Universality
A. B. J. Kuijlaars
TL;DR
This work formalizes universality in random matrix theory by showing that local eigenvalue statistics converge, under appropriate centering and scaling, to universal kernels that depend only on symmetry class and spectral location. For unitary ensembles, Local statistics are determinantal with limiting kernels such as $K^{\sin}$ in the bulk, $K^{\mathrm{Ai}}$ at soft edges, and $K^{\mathrm{Bes},\alpha}$ at hard edges; orthogonal and symplectic ensembles yield Pfaffian analogs $K^{\mathrm{Ai},\beta}$ and $K^{\sin,\beta}$. The Riemann–Hilbert method, via the Deift–Zhou steepest descent, provides a robust framework to derive these limits in the one-cut regular case and to obtain universal asymptotics for orthogonal polynomials and associated kernels.
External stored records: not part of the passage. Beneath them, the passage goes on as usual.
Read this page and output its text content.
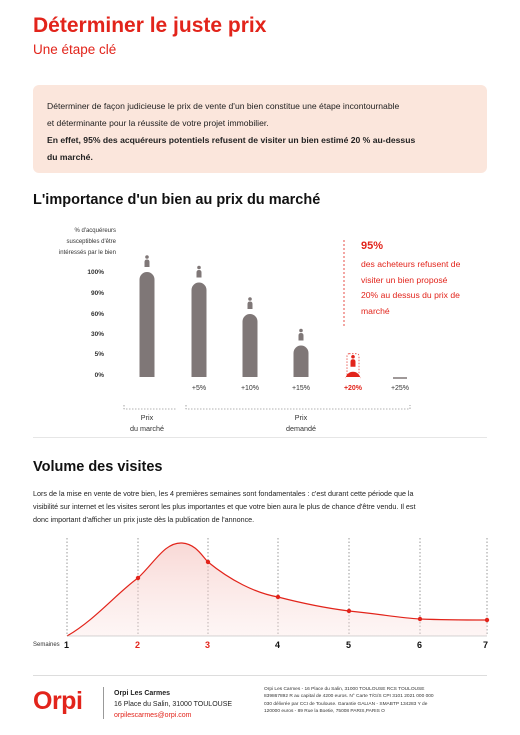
Déterminer le juste prix
Une étape clé
Déterminer de façon judicieuse le prix de vente d'un bien constitue une étape incontournable
et déterminante pour la réussite de votre projet immobilier.
En effet, 95% des acquéreurs potentiels refusent de visiter un bien estimé 20 % au-dessus
du marché.
L'importance d'un bien au prix du marché
% d'acquéreurs
susceptibles d'être
intéressés par le bien
100%
90%
60%
30%
5%
0%
+5%	+10%	+15%	+20%	+25%
95%
des acheteurs refusent de
visiter un bien proposé
20% au dessus du prix de
marché
Prix
du marché
Prix
demandé
Volume des visites
Lors de la mise en vente de votre bien, les 4 premières semaines sont fondamentales : c'est durant cette période que la
visibilité sur internet et les visites seront les plus importantes et que votre bien aura le plus de chance d'être vendu. Il est
donc important d'afficher un prix juste dès la publication de l'annonce.
Semaines 1	2	3	4	5	6	7
Orpi	Orpi Les Carmes
16 Place du Salin, 31000 TOULOUSE
orpilescarmes@orpi.com
Orpi Les Carmes - 16 Place du Salin, 31000 TOULOUSE RCS TOULOUSE
839867892 R au capital de 4200 euros. N° Carte T/G/S CPI 3101 2021 000 000
030 délivrée par CCI de Toulouse. Garantie GALIAN - SMABTP 134283 Y de
120000 euros - 89 Rue la Boetie, 75008 PARIS,PARIS O
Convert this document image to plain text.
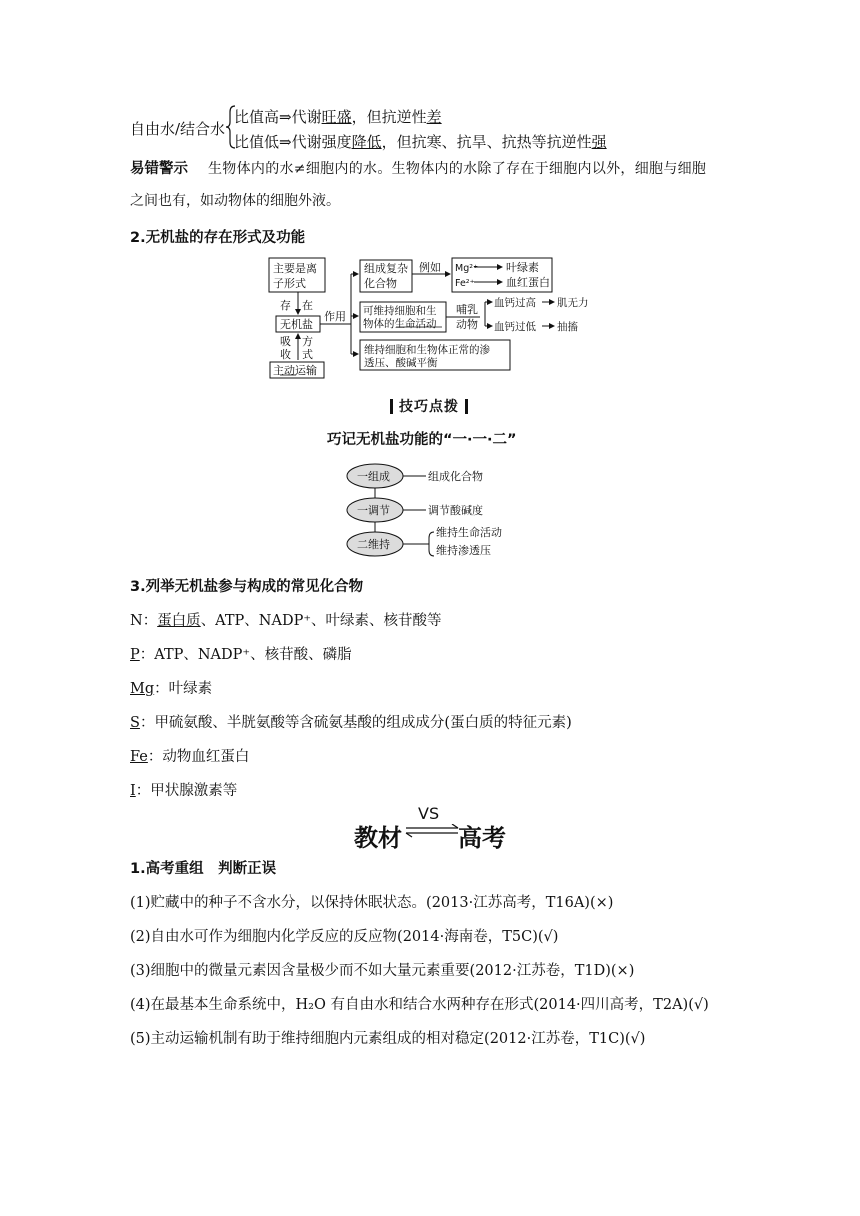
自由水/结合水
比值高⇒代谢旺盛，但抗逆性差
比值低⇒代谢强度降低，但抗寒、抗旱、抗热等抗逆性强
易错警示 生物体内的水≠细胞内的水。生物体内的水除了存在于细胞内以外，细胞与细胞
之间也有，如动物体的细胞外液。
2.无机盐的存在形式及功能
主要是离
子形式
存 在
无机盐
吸
收
方
式
主动运输
作用
组成复杂
化合物
例如 Mg²⁺	叶绿素
Fe²⁺	血红蛋白
可维持细胞和生
物体的生命活动
哺乳
动物
血钙过高 肌无力
血钙过低 抽搐
维持细胞和生物体正常的渗
透压、酸碱平衡
技巧点拨
巧记无机盐功能的“一·一·二”
一组成
一调节
二维持
组成化合物
调节酸碱度
维持生命活动
维持渗透压
3.列举无机盐参与构成的常见化合物
N：蛋白质、ATP、NADP⁺、叶绿素、核苷酸等
P：ATP、NADP⁺、核苷酸、磷脂
Mg：叶绿素
S：甲硫氨酸、半胱氨酸等含硫氨基酸的组成成分(蛋白质的特征元素)
Fe：动物血红蛋白
I：甲状腺激素等
教材
VS
高考
1.高考重组　判断正误
(1)贮藏中的种子不含水分，以保持休眠状态。(2013·江苏高考，T16A)(×)
(2)自由水可作为细胞内化学反应的反应物(2014·海南卷，T5C)(√)
(3)细胞中的微量元素因含量极少而不如大量元素重要(2012·江苏卷，T1D)(×)
(4)在最基本生命系统中，H₂O 有自由水和结合水两种存在形式(2014·四川高考，T2A)(√)
(5)主动运输机制有助于维持细胞内元素组成的相对稳定(2012·江苏卷，T1C)(√)
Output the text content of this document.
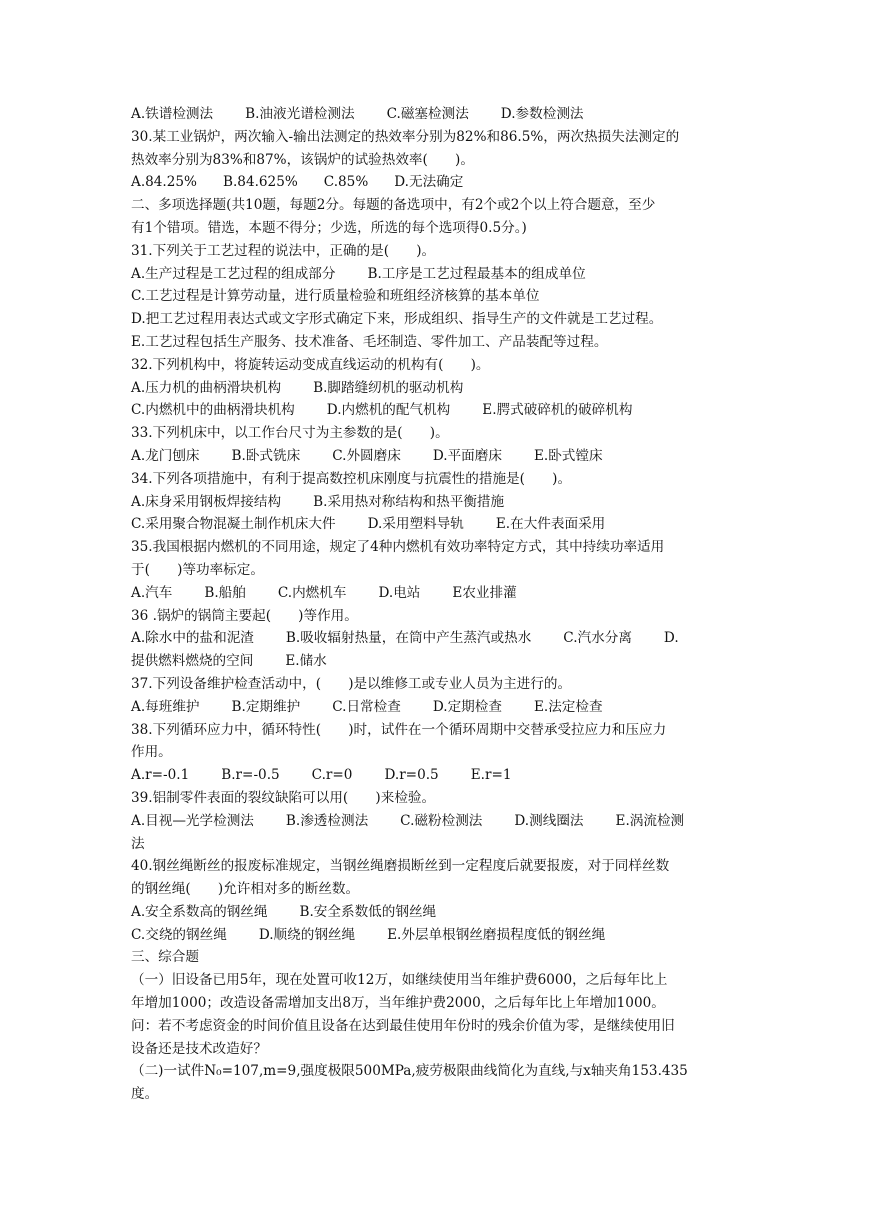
A.铁谱检测法 B.油液光谱检测法 C.磁塞检测法 D.参数检测法
30.某工业锅炉，两次输入-输出法测定的热效率分别为82%和86.5%，两次热损失法测定的
热效率分别为83%和87%，该锅炉的试验热效率(　　)。
A.84.25% B.84.625% C.85% D.无法确定
二、多项选择题(共10题，每题2分。每题的备选项中，有2个或2个以上符合题意，至少
有1个错项。错选，本题不得分；少选，所选的每个选项得0.5分。)
31.下列关于工艺过程的说法中，正确的是(　　)。
A.生产过程是工艺过程的组成部分 B.工序是工艺过程最基本的组成单位
C.工艺过程是计算劳动量，进行质量检验和班组经济核算的基本单位
D.把工艺过程用表达式或文字形式确定下来，形成组织、指导生产的文件就是工艺过程。
E.工艺过程包括生产服务、技术准备、毛坯制造、零件加工、产品装配等过程。
32.下列机构中，将旋转运动变成直线运动的机构有(　　)。
A.压力机的曲柄滑块机构 B.脚踏缝纫机的驱动机构
C.内燃机中的曲柄滑块机构 D.内燃机的配气机构 E.腭式破碎机的破碎机构
33.下列机床中，以工作台尺寸为主参数的是(　　)。
A.龙门刨床 B.卧式铣床 C.外圆磨床 D.平面磨床 E.卧式镗床
34.下列各项措施中，有利于提高数控机床刚度与抗震性的措施是(　　)。
A.床身采用钢板焊接结构 B.采用热对称结构和热平衡措施
C.采用聚合物混凝土制作机床大件 D.采用塑料导轨 E.在大件表面采用
35.我国根据内燃机的不同用途，规定了4种内燃机有效功率特定方式，其中持续功率适用
于(　　)等功率标定。
A.汽车 B.船舶 C.内燃机车 D.电站 E农业排灌
36 .锅炉的锅筒主要起(　　)等作用。
A.除水中的盐和泥渣 B.吸收辐射热量，在筒中产生蒸汽或热水 C.汽水分离 D.
提供燃料燃烧的空间 E.储水
37.下列设备维护检查活动中，(　　)是以维修工或专业人员为主进行的。
A.每班维护 B.定期维护 C.日常检查 D.定期检查 E.法定检查
38.下列循环应力中，循环特性(　　)时，试件在一个循环周期中交替承受拉应力和压应力
作用。
A.r=-0.1 B.r=-0.5 C.r=0 D.r=0.5 E.r=1
39.铝制零件表面的裂纹缺陷可以用(　　)来检验。
A.目视—光学检测法 B.渗透检测法 C.磁粉检测法 D.测线圈法 E.涡流检测
法
40.钢丝绳断丝的报废标准规定，当钢丝绳磨损断丝到一定程度后就要报废，对于同样丝数
的钢丝绳(　　)允许相对多的断丝数。
A.安全系数高的钢丝绳 B.安全系数低的钢丝绳
C.交绕的钢丝绳 D.顺绕的钢丝绳 E.外层单根钢丝磨损程度低的钢丝绳
三、综合题
（一）旧设备已用5年，现在处置可收12万，如继续使用当年维护费6000，之后每年比上
年增加1000；改造设备需增加支出8万，当年维护费2000，之后每年比上年增加1000。
问：若不考虑资金的时间价值且设备在达到最佳使用年份时的残余价值为零，是继续使用旧
设备还是技术改造好？
（二)一试件N₀=107,m=9,强度极限500MPa,疲劳极限曲线简化为直线,与x轴夹角153.435
度。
The paper also surveys nonstandard universality at spectrum singularities, introducing Painlevé II and I hierarchy kernels and Pearcey kernels for interior, edge, and exterior singular points. Together, these results illuminate how microscopic spectral fluctuations are governed by universal structures, with broad implications for statistical physics, number theory, and beyond.
Abstract
Universality of eigenvalue spacings is one of the basic characteristics of random matrices. We give the precise meaning of universality and discuss the standard universality classes (sine, Airy, Bessel) and their appearance in unitary, orthogonal, and symplectic ensembles. The Riemann-Hilbert problem for orthogonal polynomials is one possible tool to derive universality in unitary random matrix ensembles. An overview is presented of the Deift/Zhou steepest descent analysis of the Riemann-Hilbert problem in the one-cut regular case. Non-standard universality classes that arise at singular points in the spectrum are discussed at the end.